It's All Greek To Me
My Eponine once clearly told me she did not want her blog to be political. That said, please know this post is not intended to be political but a reflection of my history.
My grandparents never learned English. They only spoke Spanish. As a kid, I was thrilled when I heard them say English words like taco, enchilada or margarita. I also was amazed that their little dog, Freddie, understood Spanish commands and English. I remember lying on the floor and getting on an eye-to-eye level with him, totally quizzing him to see if he really could understand English. I would get all excited and tell my mom that he could understand English.
I also remember showing off and singing my school songs. Like "My Country Tis Of Thee" and the U.S. National Anthem. My grandparents did sing along with me. In Spanish. This was in the early '70s.
My grandparents were born in the U.S., had U.S. passports and paid U.S. taxes. They never had "good" jobs, but they always worked. They also proudly waved a U.S. flag. I'm not certain when or who immigrated. Which ancestors. But at some point it did likely occur. I also don't know if it was done legally. Our family tree doesn't have too many roots. Just limbs.
My mom has an accent. In junior high and high school I had friends that would mimic her. In a loving way. They weren't being rude. However, she has endured name calling and stereotypes. But, she has always worked, raised kids, attended and participated in church, paid taxes, and always has voted. She's never learned to drive though, and has never had a state-issued ID.
Now, at almost 80, she may no longer be able to vote because of a lack of an ID. The name on her birth certificate of course is not the same as her married name. Can't seem to find the marriage license, but we are working to find the divorce decree from the early 1970s to show that she was in fact married and that her name really is her name.

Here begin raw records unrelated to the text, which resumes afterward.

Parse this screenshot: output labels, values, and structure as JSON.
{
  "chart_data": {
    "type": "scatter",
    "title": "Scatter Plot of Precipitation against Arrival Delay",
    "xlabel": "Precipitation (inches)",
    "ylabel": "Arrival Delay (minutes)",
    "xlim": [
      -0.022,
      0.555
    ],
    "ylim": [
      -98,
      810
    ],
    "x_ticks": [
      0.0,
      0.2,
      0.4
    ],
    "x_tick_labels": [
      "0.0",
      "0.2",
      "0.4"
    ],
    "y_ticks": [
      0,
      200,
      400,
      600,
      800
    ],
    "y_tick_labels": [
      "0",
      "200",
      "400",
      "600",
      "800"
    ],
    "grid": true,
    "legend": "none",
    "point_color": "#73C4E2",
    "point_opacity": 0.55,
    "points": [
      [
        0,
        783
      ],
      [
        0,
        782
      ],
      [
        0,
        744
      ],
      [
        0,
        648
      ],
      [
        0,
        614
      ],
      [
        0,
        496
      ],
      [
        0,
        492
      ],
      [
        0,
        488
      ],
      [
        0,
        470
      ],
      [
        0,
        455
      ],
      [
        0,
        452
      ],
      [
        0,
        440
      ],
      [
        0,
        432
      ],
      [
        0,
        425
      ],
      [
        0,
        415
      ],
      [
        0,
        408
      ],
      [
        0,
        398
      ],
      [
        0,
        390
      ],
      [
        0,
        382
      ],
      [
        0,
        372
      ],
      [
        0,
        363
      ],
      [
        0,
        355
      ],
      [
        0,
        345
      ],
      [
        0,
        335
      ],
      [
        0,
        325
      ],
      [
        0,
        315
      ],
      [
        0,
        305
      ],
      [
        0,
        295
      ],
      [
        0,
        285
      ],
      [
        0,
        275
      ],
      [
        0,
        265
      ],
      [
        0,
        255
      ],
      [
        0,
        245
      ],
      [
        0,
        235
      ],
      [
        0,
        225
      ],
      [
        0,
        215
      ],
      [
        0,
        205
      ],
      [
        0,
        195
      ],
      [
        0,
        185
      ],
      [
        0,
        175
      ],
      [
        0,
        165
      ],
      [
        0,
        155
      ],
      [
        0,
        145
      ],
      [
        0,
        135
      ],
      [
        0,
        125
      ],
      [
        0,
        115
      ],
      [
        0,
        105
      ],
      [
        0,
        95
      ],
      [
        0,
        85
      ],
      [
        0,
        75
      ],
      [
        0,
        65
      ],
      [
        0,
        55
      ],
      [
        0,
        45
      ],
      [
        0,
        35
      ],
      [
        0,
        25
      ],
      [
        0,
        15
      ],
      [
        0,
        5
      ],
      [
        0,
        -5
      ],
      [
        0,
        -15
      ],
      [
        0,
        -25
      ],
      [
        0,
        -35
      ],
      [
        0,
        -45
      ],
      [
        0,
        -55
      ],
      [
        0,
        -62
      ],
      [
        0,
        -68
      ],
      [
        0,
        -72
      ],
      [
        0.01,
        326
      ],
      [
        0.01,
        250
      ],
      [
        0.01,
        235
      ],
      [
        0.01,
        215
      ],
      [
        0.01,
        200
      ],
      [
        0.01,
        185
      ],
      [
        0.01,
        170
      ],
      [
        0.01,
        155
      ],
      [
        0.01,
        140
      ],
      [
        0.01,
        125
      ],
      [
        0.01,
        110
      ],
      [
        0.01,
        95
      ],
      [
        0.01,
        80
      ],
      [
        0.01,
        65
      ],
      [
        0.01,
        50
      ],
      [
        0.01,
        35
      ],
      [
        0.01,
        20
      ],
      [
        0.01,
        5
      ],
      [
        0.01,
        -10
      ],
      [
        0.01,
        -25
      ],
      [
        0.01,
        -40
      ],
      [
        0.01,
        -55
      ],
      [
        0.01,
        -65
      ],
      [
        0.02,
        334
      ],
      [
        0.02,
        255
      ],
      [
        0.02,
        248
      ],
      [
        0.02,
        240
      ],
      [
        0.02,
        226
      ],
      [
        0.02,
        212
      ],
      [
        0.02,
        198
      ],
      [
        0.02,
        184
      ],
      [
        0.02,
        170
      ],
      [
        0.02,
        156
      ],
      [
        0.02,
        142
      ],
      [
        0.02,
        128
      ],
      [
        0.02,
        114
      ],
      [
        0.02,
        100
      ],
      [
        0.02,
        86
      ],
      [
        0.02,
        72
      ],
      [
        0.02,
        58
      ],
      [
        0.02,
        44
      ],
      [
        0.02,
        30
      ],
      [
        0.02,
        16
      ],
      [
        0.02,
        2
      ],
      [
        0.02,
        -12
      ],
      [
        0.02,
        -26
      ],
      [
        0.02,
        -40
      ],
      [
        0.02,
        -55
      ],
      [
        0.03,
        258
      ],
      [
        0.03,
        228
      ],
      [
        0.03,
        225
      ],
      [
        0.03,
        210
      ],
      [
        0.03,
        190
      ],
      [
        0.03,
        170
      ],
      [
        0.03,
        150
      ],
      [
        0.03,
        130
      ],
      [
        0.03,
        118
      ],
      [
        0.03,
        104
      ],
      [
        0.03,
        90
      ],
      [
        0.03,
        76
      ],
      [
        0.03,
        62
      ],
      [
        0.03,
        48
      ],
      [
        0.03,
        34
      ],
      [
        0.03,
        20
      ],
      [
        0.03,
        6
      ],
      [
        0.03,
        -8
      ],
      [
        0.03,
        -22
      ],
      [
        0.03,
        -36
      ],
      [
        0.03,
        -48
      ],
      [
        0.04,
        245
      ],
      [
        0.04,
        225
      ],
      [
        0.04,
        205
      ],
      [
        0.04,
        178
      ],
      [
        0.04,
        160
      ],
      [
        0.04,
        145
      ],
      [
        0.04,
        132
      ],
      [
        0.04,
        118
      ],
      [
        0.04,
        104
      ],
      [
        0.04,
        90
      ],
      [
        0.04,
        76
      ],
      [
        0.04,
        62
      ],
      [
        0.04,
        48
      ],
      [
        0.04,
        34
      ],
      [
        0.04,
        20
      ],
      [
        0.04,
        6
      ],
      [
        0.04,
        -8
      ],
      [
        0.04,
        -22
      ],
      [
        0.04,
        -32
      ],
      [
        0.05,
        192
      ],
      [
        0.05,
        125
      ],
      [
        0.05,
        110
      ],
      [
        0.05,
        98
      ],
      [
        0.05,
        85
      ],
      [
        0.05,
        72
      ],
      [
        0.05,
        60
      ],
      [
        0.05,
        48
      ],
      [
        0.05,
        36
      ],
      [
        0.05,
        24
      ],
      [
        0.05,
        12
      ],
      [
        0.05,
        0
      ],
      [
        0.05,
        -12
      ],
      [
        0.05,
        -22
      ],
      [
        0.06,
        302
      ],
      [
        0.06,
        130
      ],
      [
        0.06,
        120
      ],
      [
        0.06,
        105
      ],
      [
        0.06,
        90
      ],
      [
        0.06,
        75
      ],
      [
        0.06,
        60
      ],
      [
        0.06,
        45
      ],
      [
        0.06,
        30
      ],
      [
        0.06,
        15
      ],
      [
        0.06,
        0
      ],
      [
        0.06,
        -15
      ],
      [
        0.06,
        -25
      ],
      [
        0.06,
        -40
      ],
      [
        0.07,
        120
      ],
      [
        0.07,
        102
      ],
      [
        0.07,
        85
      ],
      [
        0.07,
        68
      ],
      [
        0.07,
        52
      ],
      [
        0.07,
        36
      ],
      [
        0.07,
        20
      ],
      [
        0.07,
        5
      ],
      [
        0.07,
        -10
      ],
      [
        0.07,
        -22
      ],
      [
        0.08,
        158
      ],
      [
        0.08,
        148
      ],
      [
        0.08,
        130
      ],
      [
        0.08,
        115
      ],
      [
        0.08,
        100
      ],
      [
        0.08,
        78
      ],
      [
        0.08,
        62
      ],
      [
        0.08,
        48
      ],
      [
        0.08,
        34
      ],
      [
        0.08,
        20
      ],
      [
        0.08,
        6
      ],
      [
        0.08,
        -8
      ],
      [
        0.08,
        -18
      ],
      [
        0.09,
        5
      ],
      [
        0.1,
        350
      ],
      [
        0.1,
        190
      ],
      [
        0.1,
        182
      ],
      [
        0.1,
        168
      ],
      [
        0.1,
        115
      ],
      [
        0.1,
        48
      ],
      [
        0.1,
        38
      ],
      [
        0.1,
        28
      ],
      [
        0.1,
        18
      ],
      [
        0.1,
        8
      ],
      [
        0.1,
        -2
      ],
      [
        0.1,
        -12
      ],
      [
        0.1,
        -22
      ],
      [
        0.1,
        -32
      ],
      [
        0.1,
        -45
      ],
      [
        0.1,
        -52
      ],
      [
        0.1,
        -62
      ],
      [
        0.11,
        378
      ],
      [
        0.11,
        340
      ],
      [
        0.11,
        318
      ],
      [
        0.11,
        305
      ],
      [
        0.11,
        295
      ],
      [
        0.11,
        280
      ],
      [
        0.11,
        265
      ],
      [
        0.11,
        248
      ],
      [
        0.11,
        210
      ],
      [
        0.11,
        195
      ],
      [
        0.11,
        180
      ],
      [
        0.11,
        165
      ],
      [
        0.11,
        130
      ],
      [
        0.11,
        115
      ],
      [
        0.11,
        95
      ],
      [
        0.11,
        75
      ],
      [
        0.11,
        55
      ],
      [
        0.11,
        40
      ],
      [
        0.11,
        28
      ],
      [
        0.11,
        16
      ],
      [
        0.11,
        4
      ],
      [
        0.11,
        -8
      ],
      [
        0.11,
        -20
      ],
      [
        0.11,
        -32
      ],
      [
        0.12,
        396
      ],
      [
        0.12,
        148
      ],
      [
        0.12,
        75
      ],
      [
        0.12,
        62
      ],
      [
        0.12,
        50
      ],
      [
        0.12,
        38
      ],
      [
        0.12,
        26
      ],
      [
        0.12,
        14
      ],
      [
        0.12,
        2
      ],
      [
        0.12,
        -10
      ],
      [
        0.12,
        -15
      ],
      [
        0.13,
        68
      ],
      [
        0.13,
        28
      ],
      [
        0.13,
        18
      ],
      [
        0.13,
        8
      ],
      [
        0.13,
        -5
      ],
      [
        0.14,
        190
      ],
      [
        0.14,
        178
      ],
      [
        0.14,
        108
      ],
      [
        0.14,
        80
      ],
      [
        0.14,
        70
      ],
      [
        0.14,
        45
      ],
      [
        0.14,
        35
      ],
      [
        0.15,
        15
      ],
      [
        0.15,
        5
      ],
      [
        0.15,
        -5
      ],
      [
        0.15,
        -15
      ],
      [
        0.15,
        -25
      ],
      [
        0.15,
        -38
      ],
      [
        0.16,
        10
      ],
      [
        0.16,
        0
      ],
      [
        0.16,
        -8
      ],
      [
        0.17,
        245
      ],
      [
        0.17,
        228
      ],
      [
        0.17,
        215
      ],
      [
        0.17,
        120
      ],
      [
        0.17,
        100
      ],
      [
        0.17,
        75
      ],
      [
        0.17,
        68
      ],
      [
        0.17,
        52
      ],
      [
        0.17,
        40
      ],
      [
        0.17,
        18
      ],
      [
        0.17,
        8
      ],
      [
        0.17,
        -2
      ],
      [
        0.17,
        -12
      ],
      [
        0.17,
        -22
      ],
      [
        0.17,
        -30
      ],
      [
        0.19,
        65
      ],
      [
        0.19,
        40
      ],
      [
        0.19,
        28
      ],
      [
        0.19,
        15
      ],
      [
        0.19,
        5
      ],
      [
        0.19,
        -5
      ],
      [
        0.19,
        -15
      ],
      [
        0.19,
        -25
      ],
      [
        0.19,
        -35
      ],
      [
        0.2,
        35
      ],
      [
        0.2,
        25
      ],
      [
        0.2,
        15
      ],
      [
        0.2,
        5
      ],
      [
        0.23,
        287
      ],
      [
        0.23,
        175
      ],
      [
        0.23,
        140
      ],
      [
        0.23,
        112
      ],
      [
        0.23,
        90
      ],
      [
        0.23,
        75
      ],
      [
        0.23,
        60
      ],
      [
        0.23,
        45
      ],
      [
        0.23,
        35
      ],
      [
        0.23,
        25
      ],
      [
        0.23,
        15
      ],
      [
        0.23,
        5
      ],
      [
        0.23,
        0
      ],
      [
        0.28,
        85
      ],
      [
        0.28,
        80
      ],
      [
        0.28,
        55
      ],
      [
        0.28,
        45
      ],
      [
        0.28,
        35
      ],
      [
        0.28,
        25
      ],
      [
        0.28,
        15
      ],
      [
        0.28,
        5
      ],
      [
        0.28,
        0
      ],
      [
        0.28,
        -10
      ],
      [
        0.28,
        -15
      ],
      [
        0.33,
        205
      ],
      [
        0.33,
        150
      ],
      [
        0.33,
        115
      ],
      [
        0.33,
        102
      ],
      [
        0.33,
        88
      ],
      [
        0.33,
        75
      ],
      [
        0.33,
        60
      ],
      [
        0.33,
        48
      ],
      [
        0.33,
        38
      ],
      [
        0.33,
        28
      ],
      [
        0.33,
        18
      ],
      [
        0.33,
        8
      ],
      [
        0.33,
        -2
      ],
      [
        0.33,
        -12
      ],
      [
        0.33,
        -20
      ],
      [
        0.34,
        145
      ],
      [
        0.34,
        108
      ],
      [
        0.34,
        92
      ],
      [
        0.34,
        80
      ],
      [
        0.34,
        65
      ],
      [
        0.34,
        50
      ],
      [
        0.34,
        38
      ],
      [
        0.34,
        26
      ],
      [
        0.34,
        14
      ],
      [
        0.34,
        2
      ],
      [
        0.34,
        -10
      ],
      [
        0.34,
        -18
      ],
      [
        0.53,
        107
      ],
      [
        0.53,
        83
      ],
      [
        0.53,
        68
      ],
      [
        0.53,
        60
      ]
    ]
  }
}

She's only had it for the last five or so decades.
I'm not for folks "illegally" entering the U.S. Now, learning the English language requirement I find a little hyocritical. I know way too many Americans who, um, can barely speak English. Sometimes it's almost impossible to understand some of these folks. There are times I'm not even certain I understand our president when he is speaking in "English." I think to myself, "What did he say?"
Occasionally I feel guilty being such an Oklahoma State fan while living in Missouri. I think that someone might say, "if you love it so much, why don't you live there?" I do love my home state, but fully have no desire to live there. My heritage is mine, though, and OSU stuff is proudly donned in front, around, and inside my Missouri home. It's on my car too. And, although I've lived here for almost 17 years, I still haven't learned to speak correctly. I don't say Masoura. It's Missouri to me. Hope they'll let me stay.
These are interesting times we are living in. Every generation likely has said that. It'll be fascinating to see how history will record these times. One thing for sure, I'm glad the cat blogging community can include a Cowboy, who still loves and misses his Eponine.